Nation of Norms: Designing German Worldviews One Object at a Time

Project of Anna-Maria Meister (Lise Meitner Group „Coded Objects“)

Objects form environments. Stacked paper sheets on desks, screen dimensions and mobile phone displays, door handles or window frames—they all, as inconspicuous as they may seem, shape how one touches and views one’s world. This book traces histories where regulated objects and standardized processes became instruments toward materializing a new worldview, and follows actors who attempted to reshape a German nation on paper, time and time again. Architecture’s infatuation and complicit entanglements with nation building are well documented throughout history—and at a moment when the design and distribution of information has become a dominant driver of world politics and economy, the formal and material implications of regulations and norms must not remain unnoticed or unchecked. The German term Norm (in histories of technology and architecture conventionally translated as "standard") is suspended between technical regulation and social mode of conduct. Nation of Norms complicates dominant narratives of German modern architecture—and its architects.
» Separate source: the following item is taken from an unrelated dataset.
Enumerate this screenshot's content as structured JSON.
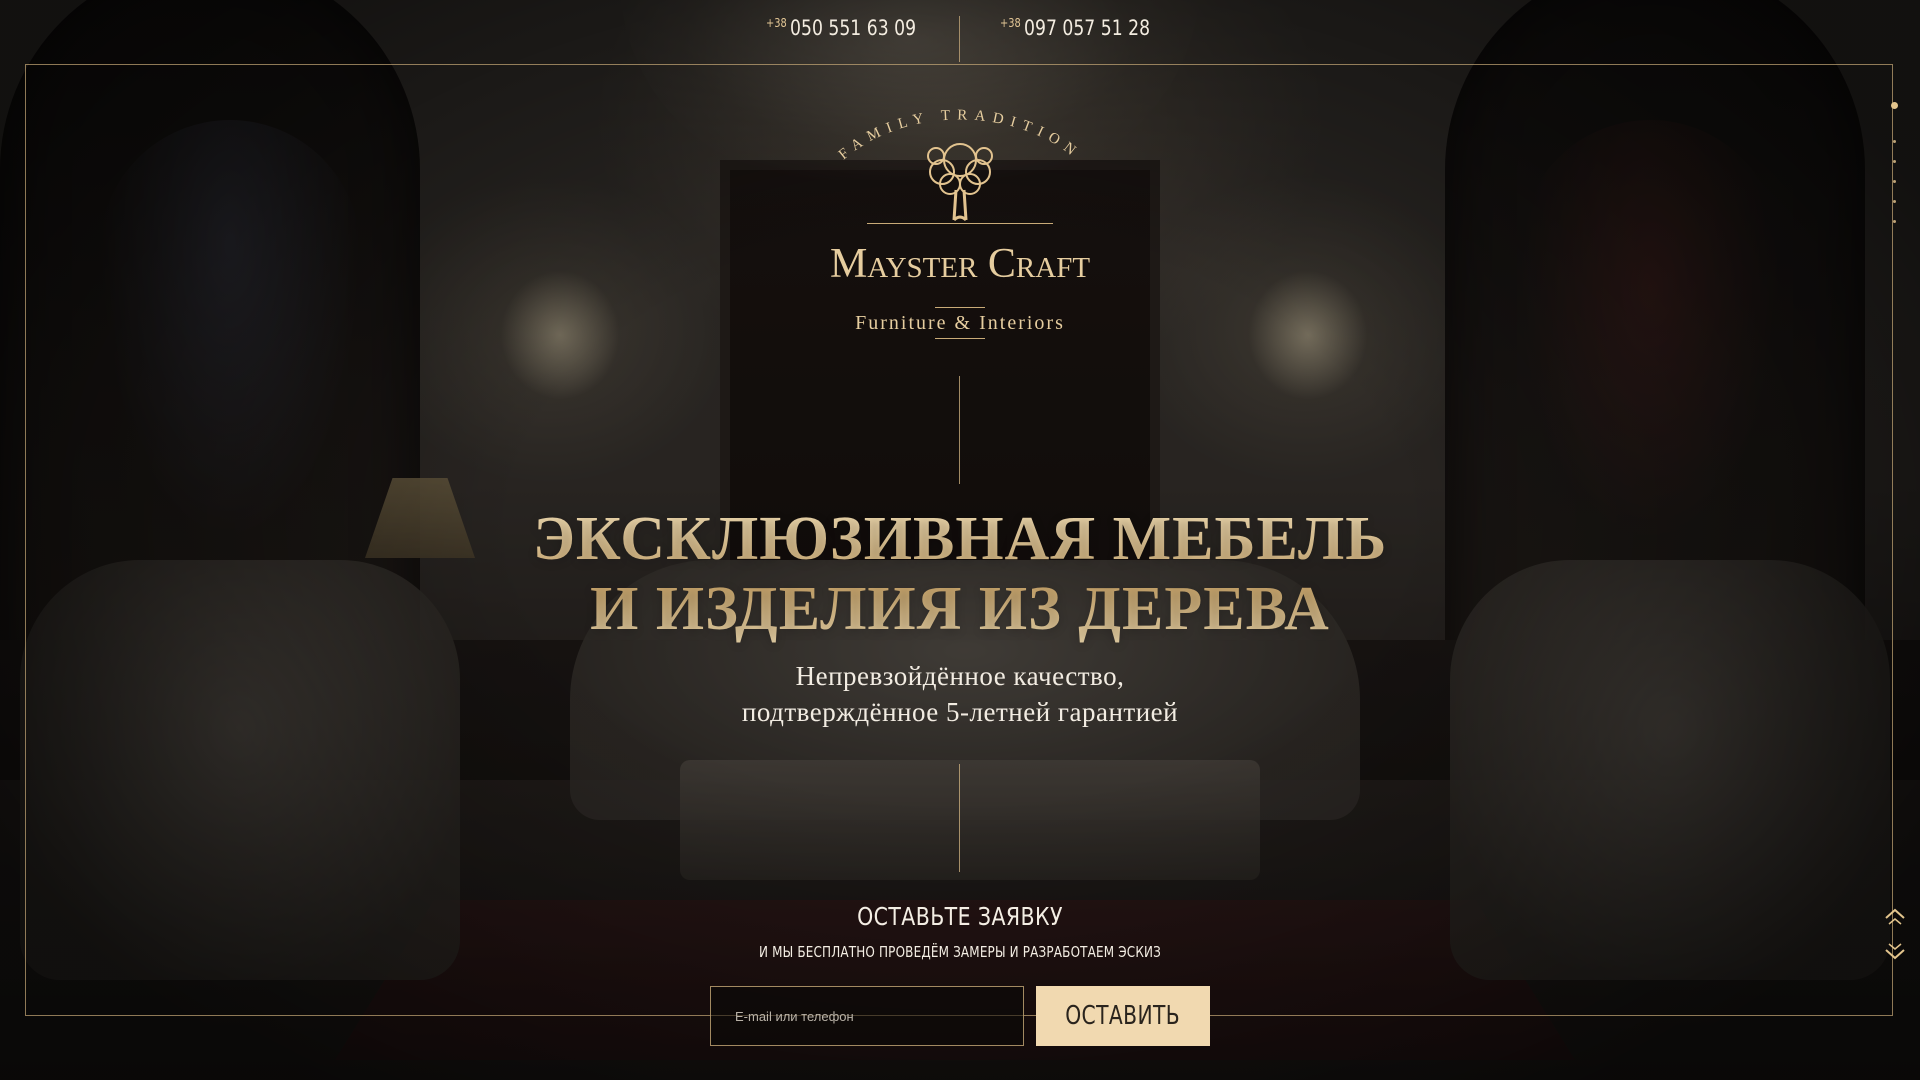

It does this very concretely by leaving the famous buildings aside, and instead introduces the object scale as its plane: seemingly inconspicuous everyday objects are centered here rather than the iconic works of German Modernism or Neue Sachlichkeit. This project moves norm-practice into the focus of architectural history by positing norms as both a design tool and an object of design itself, retrieving it from its former existence outside of formal investigations. The protagonists of this book tried to reshape the world one piece at a time: by dimensioning the window, they framed the inhabitant's view of the world; by formatting paper, they dimensioned the physical contact between citizen and state; by designing toys, they re-educated a new generation. This project investigates how institutions and their agents aimed to produce and disseminate aesthetic and societal values through the design of normed objects in three German political systems: the Weimar Republic, the National-Socialist-Regime, and the first decade of postwar reconstruction in West Germany.